Hunderttausend »Ein-Euro-Jobs«, Dauerresidenzpflicht in zugewiesenen Wohnorten, Pflichten und Sanktionen wie unter Hartz IV: Frank-Jürgen Weise, seit September 2015 im Nebenjob Leiter des Bundesamtes für Migration und Flüchtlinge (BAMF), verteidigte in einem am Montag veröffentlichten Interview den Entwurf der Bundesregierung für das geplante Integrationsgesetz. Dieses und ein »günstiger Arbeitsmarkt« seien Erfolgsgaranten, sagte er der Berliner Zeitung. Derzeit finde »jeder, der was kann, einen Platz«, meinte der Chef der Bundesagentur für Arbeit. Das nötige Know-how als »oberster Flüchtlingsmanager« habe er unter anderem als Fallschirmjäger bei der Truppe erworben, bekannte Weise, der 2010 auch die vom damaligen Verteidigungsminister Karl-Theodor zu Guttenberg (CSU) eingesetzte Bundeswehr-Strukturkommission geleitet hatte: »Wenn man gesprungen ist, gibt es nur noch eins: fliegen, landen und erfolgreich sein.«.

Bundesarbeitsministerin Andrea Nahles (SPD) will Geflüchtete unterdessen möglichst schnell zu billigen Arbeitskräften machen. Dafür hat sie im Gesetzentwurf, über den der Bundestag noch vor der Sommerpause abstimmen soll, die Schaffung von 100.000 »Arbeitsgelegenheiten mit Mehraufwandsentschädigung« (landläufig: Ein-Euro-Jobs) verankert. Allerdings sollen sie nur 80 Cent pro geleisteter Arbeitsstunde erhalten. Deutsche Hartz-IV-Bezieher bekommen je nach Region zwischen 1,05 und zwei Euro pro Stunde, wovon sie die mit der Arbeit verbundenen Mehrkosten bestreiten sollen.

Für Nahles ist das eine gute Tat. Höre sie doch von Geflüchteten immer wieder die Worte »Bitte Arbeit«, wie der MDR am Samstag berichtete. 80 Cent pro Stunde seien genug, weil die Arbeitskräfte meist in ihren Unterkünften eingesetzt würden und ihre Mehrkosten damit geringer ausfielen. Werde ein Flüchtling zu einem Job außerhalb herangezogen und weise höhere Aufwendungen für Fahrkosten oder Arbeitskleidung nach, könne er darüber hinaus die Erstattung von Zusatzkosten beantragen, heißt es im Gesetzentwurf.
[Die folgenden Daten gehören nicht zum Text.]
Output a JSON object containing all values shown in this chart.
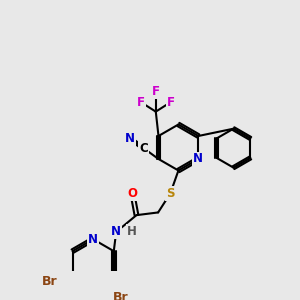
{
  "bg_color": "#e8e8e8",
  "bond_color": "#000000",
  "bond_width": 1.5,
  "atom_colors": {
    "N": "#0000cc",
    "O": "#ff0000",
    "S": "#b8860b",
    "F": "#cc00cc",
    "Br": "#8b4513",
    "C": "#000000",
    "H": "#555555"
  },
  "font_size": 8.5,
  "fig_size": [
    3.0,
    3.0
  ],
  "dpi": 100,
  "xlim": [
    0,
    10
  ],
  "ylim": [
    0,
    10
  ]
}
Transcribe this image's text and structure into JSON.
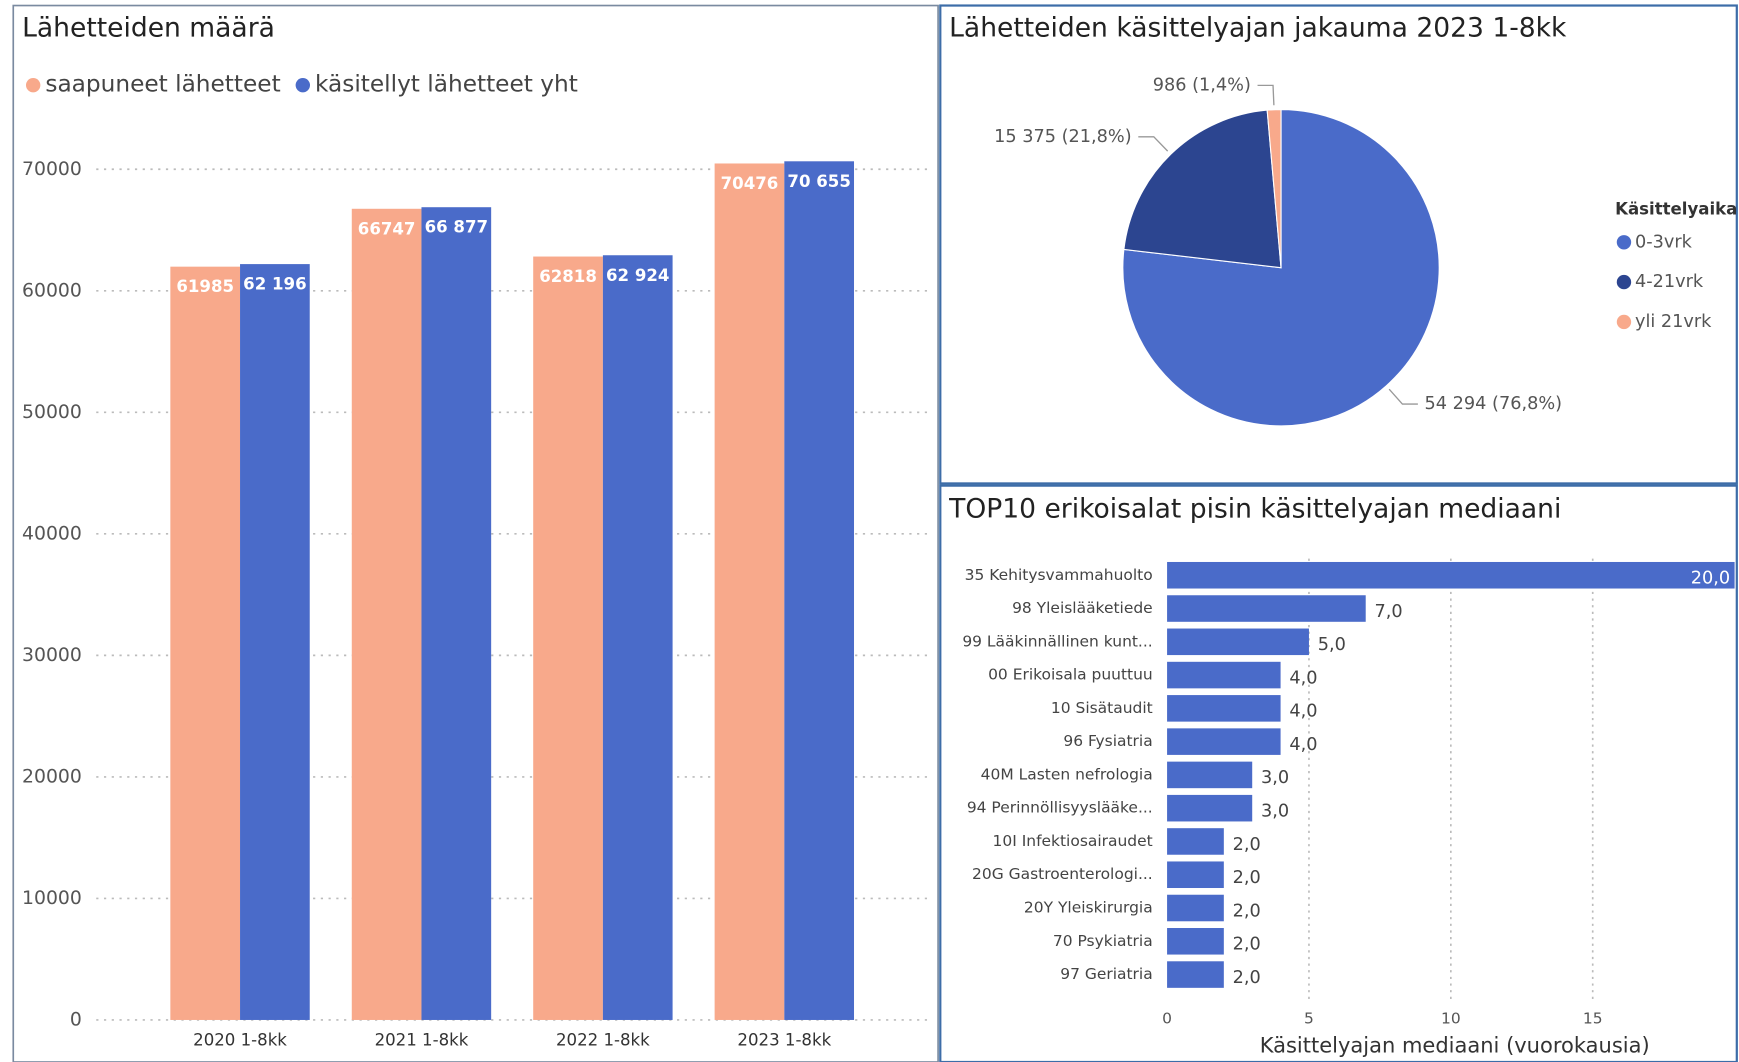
{
  "chart_data": [
    {
      "type": "bar",
      "title": "Lähetteiden määrä",
      "categories": [
        "2020 1-8kk",
        "2021 1-8kk",
        "2022 1-8kk",
        "2023 1-8kk"
      ],
      "series": [
        {
          "name": "saapuneet lähetteet",
          "color": "#f8a98b",
          "values": [
            61985,
            66747,
            62818,
            70476
          ]
        },
        {
          "name": "käsitellyt lähetteet yht",
          "color": "#4a6bc9",
          "values": [
            62196,
            66877,
            62924,
            70655
          ],
          "value_labels": [
            "62 196",
            "66 877",
            "62 924",
            "70 655"
          ]
        }
      ],
      "ylim": [
        0,
        70000
      ],
      "yticks": [
        0,
        10000,
        20000,
        30000,
        40000,
        50000,
        60000,
        70000
      ],
      "grid": true,
      "legend": "top-left"
    },
    {
      "type": "pie",
      "title": "Lähetteiden käsittelyajan jakauma 2023 1-8kk",
      "legend_title": "Käsittelyaika",
      "categories": [
        "0-3vrk",
        "4-21vrk",
        "yli 21vrk"
      ],
      "values": [
        54294,
        15375,
        986
      ],
      "value_labels": [
        "54 294 (76,8%)",
        "15 375 (21,8%)",
        "986 (1,4%)"
      ],
      "colors": [
        "#4a6bc9",
        "#2c4590",
        "#f8a98b"
      ],
      "legend": "right"
    },
    {
      "type": "hbar",
      "title": "TOP10 erikoisalat pisin käsittelyajan mediaani",
      "categories": [
        "35 Kehitysvammahuolto",
        "98 Yleislääketiede",
        "99 Lääkinnällinen kunt...",
        "00 Erikoisala puuttuu",
        "10 Sisätaudit",
        "96 Fysiatria",
        "40M Lasten nefrologia",
        "94 Perinnöllisyyslääke...",
        "10I Infektiosairaudet",
        "20G Gastroenterologi...",
        "20Y Yleiskirurgia",
        "70 Psykiatria",
        "97 Geriatria"
      ],
      "values": [
        20,
        7,
        5,
        4,
        4,
        4,
        3,
        3,
        2,
        2,
        2,
        2,
        2
      ],
      "value_labels": [
        "20,0",
        "7,0",
        "5,0",
        "4,0",
        "4,0",
        "4,0",
        "3,0",
        "3,0",
        "2,0",
        "2,0",
        "2,0",
        "2,0",
        "2,0"
      ],
      "color": "#4a6bc9",
      "xlim": [
        0,
        20
      ],
      "xticks": [
        0,
        5,
        10,
        15
      ],
      "grid": true,
      "x_label": "Käsittelyajan mediaani (vuorokausia)"
    }
  ]
}
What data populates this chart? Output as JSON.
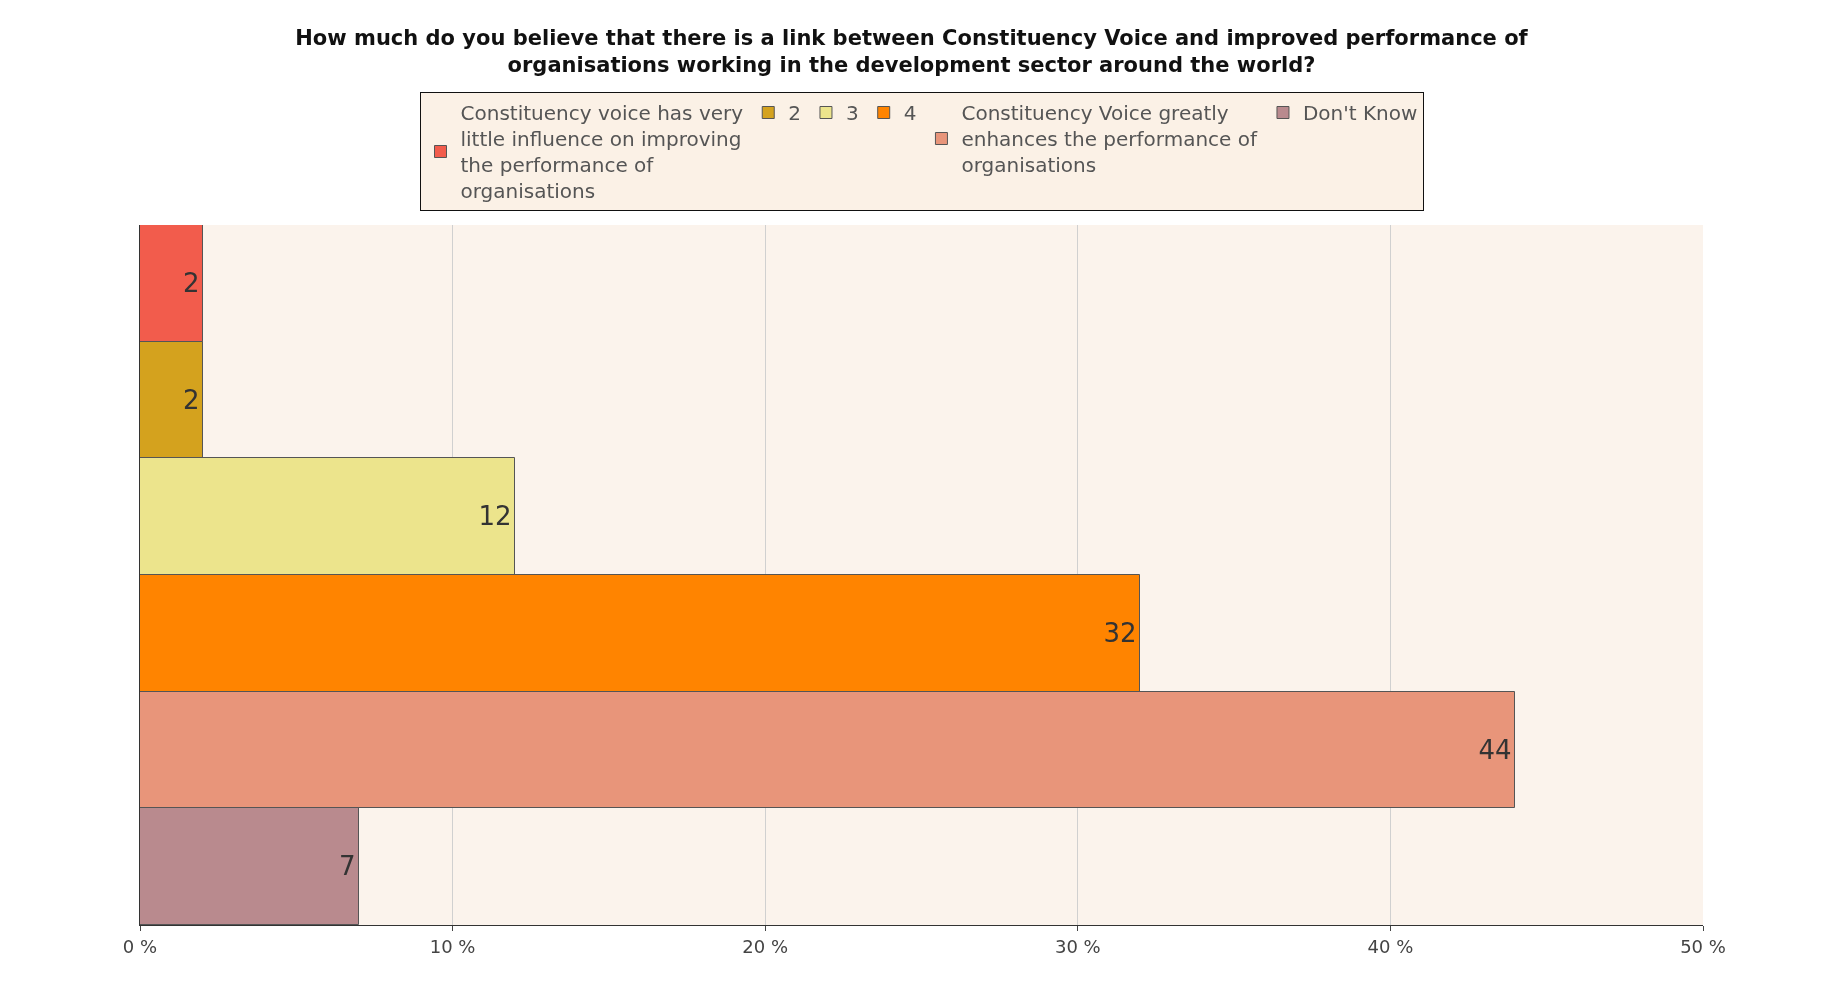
{
  "chart_data": {
    "type": "bar",
    "orientation": "horizontal",
    "title": "How much do you believe that there is a link between Constituency Voice and improved performance of organisations working in the development sector around the world?",
    "categories": [
      null
    ],
    "series": [
      {
        "name": "Constituency voice has very little influence on improving the performance of organisations",
        "color": "#f25c4c",
        "values": [
          2
        ]
      },
      {
        "name": "2",
        "color": "#d4a21e",
        "values": [
          2
        ]
      },
      {
        "name": "3",
        "color": "#ece48c",
        "values": [
          12
        ]
      },
      {
        "name": "4",
        "color": "#ff8400",
        "values": [
          32
        ]
      },
      {
        "name": "Constituency Voice greatly enhances the performance of organisations",
        "color": "#e8957a",
        "values": [
          44
        ]
      },
      {
        "name": "Don't Know",
        "color": "#b98a8e",
        "values": [
          7
        ]
      }
    ],
    "xlim": [
      0,
      50
    ],
    "xticks": [
      {
        "value": 0,
        "label": "0 %"
      },
      {
        "value": 10,
        "label": "10 %"
      },
      {
        "value": 20,
        "label": "20 %"
      },
      {
        "value": 30,
        "label": "30 %"
      },
      {
        "value": 40,
        "label": "40 %"
      },
      {
        "value": 50,
        "label": "50 %"
      }
    ],
    "grid": "x",
    "legend": "top",
    "data_labels": true
  }
}
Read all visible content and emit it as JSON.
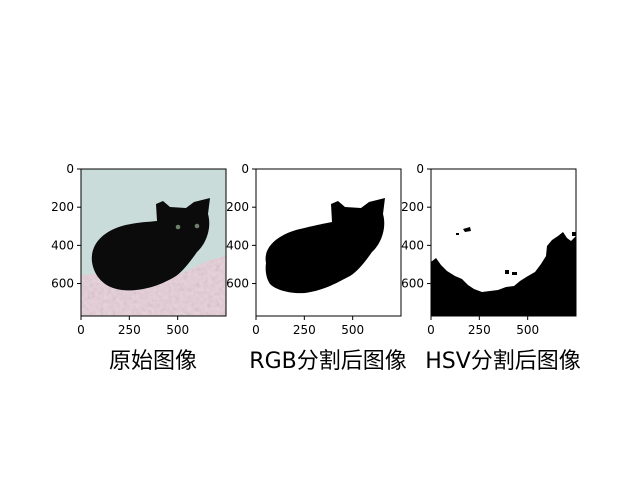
{
  "chart_data": [
    {
      "type": "image",
      "title": "原始图像",
      "xticks": [
        "0",
        "250",
        "500"
      ],
      "yticks": [
        "0",
        "200",
        "400",
        "600"
      ],
      "xlim": [
        0,
        750
      ],
      "ylim": [
        770,
        0
      ],
      "content": "kitten photo",
      "colors": {
        "background": "#c9dcd9",
        "blanket": "#e8cfd9",
        "cat": "#0b0b0b"
      }
    },
    {
      "type": "image",
      "title": "RGB分割后图像",
      "xticks": [
        "0",
        "250",
        "500"
      ],
      "yticks": [
        "0",
        "200",
        "400",
        "600"
      ],
      "xlim": [
        0,
        750
      ],
      "ylim": [
        770,
        0
      ],
      "content": "binary mask",
      "colors": {
        "background": "#ffffff",
        "mask": "#000000"
      }
    },
    {
      "type": "image",
      "title": "HSV分割后图像",
      "xticks": [
        "0",
        "250",
        "500"
      ],
      "yticks": [
        "0",
        "200",
        "400",
        "600"
      ],
      "xlim": [
        0,
        750
      ],
      "ylim": [
        770,
        0
      ],
      "content": "binary mask",
      "colors": {
        "background": "#ffffff",
        "mask": "#000000"
      }
    }
  ]
}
Nun besagt die Richtlinie aber zugleich, dass mindestens 75 Prozent der »80-Cent-Jobs« außerhalb der Einrichtungen geschaffen werden sollen. Die Grünen-Abgeordnete Brigitte Pothmer sprach von einem geplanten »Zwei-Klassen-System bei der Bezahlung von Ein-Euro-Jobs«. »Asylbewerber sollen zukünftig den ganz billigen Jakob bei den Arbeitsgelegenheiten geben«, zitierte sie die Süddeutsche Zeitung (Freitagausgabe). Ihre prekäre Lage werde hier ausgenutzt. Pothmer befürchtet ferner, dass komplexe Behördenabläufe Betroffene überfordern und sie deshalb auf Erstattungsanträge verzichten. Die Linke-Abgeordnete Sevim Dagdelen warf der Regierung in einer Bundestagsdebatte vergangene Woche vor, mit dem Vorhaben Niedriglöhner gegeneinander ausspielen zu wollen.